This excerpt comes from Revelation (BTCB) by Joseph L. Mangina, commenting on Rev. 21:1-6:
The vision in Rev. 21 opens with a great divine act of re-creation. As only God can create, calling suns and stars, water and land into existence at the beginning, so only God can restore, bringing into being a new world in which his will for his creatures is fully realized.
Apocalypse recapitulates Genesis. A fresh start is made. The first heaven and the first earth are not said to be destroyed, like death and hades in the previous chapter. John simply says that they “passed away” (apēltham). “The sea was no more,” not because the ocean as such is cursed, but because the sea in Israel’s imagination represents chaos, darkness, the deep. Now chaos yields to cosmos, disorder to peace, death to life.
God does this. It is not the outcome of any human scientific or technological achievement. The new city comes “down out of heaven from God,” a sheer miracle, a gift apocalyptically bestowed at the end of history and not the outcome of history itself. The unmistakable apocalyptic signature here is the word idou (“behold”), uttered first by a “loud voice from the throne” (21:3) and repeated by “he who was seated on the throne” (21:5).
his unambiguous act of divine speech is the first such we have heard since 1:8. Idou invites us not to act but to see, not to perform but to watch in awe, not to take action but to rejoice, welcoming the city’s gracious manifestation among us. . . .
The goal of all this is the establishing of communion: “Behold, the dwelling place [skēnē] of God is with man. He will dwell with them [skēnōsei met’ autōn], and they will be his people, and God himself will be with them as their God” (21:3). The language is drawn from the law (Lev. 26:12) and the prophets (Ezek. 27:27), reminding us that the people of this God can only be Israel and not some generic “humanity.”
If grace does not destroy nature, still less does the new creation annul God’s covenant with Abraham! The language bespeaks a covenantal sense of mutuality, God with his people, the people with their God. The long history that reaches from Moses to David to Jeremiah and beyond is not undone.
Yet just as in the new creation imagery, John seems to envisage a certain return to the beginning: thus the image of the desert tabernacle, the skēnē, the tent of the divine presence. The tape is being rewound, past the historical Jerusalem with its compromised history, past even the settlement of the land, to the time of Israel’s wilderness wanderings. It is as though God’s new dwelling with Israel will combine the splendor of life in the city with the simplicity of life in the wilderness, when, for Jeremiah anyway, the bride of YHWH was still faithful to her spouse (Jer. 2:1-2).

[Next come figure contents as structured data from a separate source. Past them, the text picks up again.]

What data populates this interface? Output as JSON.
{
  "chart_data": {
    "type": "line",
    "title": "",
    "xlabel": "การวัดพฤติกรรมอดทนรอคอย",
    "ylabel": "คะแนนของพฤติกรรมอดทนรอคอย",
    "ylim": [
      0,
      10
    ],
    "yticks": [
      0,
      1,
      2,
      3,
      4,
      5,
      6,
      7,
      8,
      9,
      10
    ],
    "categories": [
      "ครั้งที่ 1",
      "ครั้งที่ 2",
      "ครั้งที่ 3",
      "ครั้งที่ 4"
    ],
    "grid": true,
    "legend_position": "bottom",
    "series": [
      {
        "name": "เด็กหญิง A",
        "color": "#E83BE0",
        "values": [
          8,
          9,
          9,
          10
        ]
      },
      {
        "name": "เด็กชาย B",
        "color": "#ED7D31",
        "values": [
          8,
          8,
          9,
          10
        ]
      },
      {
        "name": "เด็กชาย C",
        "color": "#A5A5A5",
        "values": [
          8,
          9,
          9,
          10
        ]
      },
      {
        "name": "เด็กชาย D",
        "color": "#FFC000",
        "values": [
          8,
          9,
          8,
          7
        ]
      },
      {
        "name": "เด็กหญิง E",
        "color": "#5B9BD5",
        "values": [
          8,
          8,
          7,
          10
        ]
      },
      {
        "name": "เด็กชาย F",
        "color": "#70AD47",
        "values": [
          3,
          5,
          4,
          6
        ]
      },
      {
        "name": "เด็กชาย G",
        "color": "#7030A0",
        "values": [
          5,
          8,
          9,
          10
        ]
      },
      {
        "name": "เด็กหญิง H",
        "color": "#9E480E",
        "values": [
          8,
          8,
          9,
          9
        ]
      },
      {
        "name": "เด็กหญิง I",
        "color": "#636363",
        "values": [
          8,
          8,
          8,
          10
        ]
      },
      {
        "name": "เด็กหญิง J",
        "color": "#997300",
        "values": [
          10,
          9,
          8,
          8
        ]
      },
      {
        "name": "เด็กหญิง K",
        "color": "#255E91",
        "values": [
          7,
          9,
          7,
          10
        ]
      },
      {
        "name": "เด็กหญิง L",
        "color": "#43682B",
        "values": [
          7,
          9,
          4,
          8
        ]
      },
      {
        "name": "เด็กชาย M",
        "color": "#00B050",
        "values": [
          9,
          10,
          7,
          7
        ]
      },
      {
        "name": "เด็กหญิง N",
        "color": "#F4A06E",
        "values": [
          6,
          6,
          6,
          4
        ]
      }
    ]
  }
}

But skēnē is also the language of incarnation. It is the term John the Evangelist uses to speak of the Son of God’s “tenting” or “tabernacling” in human flesh (John 1:14). Not, of course, that the heavenly city is identical with Christ’s historical sojourn in the flesh. But the city inhabits the space of divine-human communion he has established.
The “dwelling of God is with man,” first and decisively in Christ himself, then in the church so far as it is joined to his divine-human, life-giving person.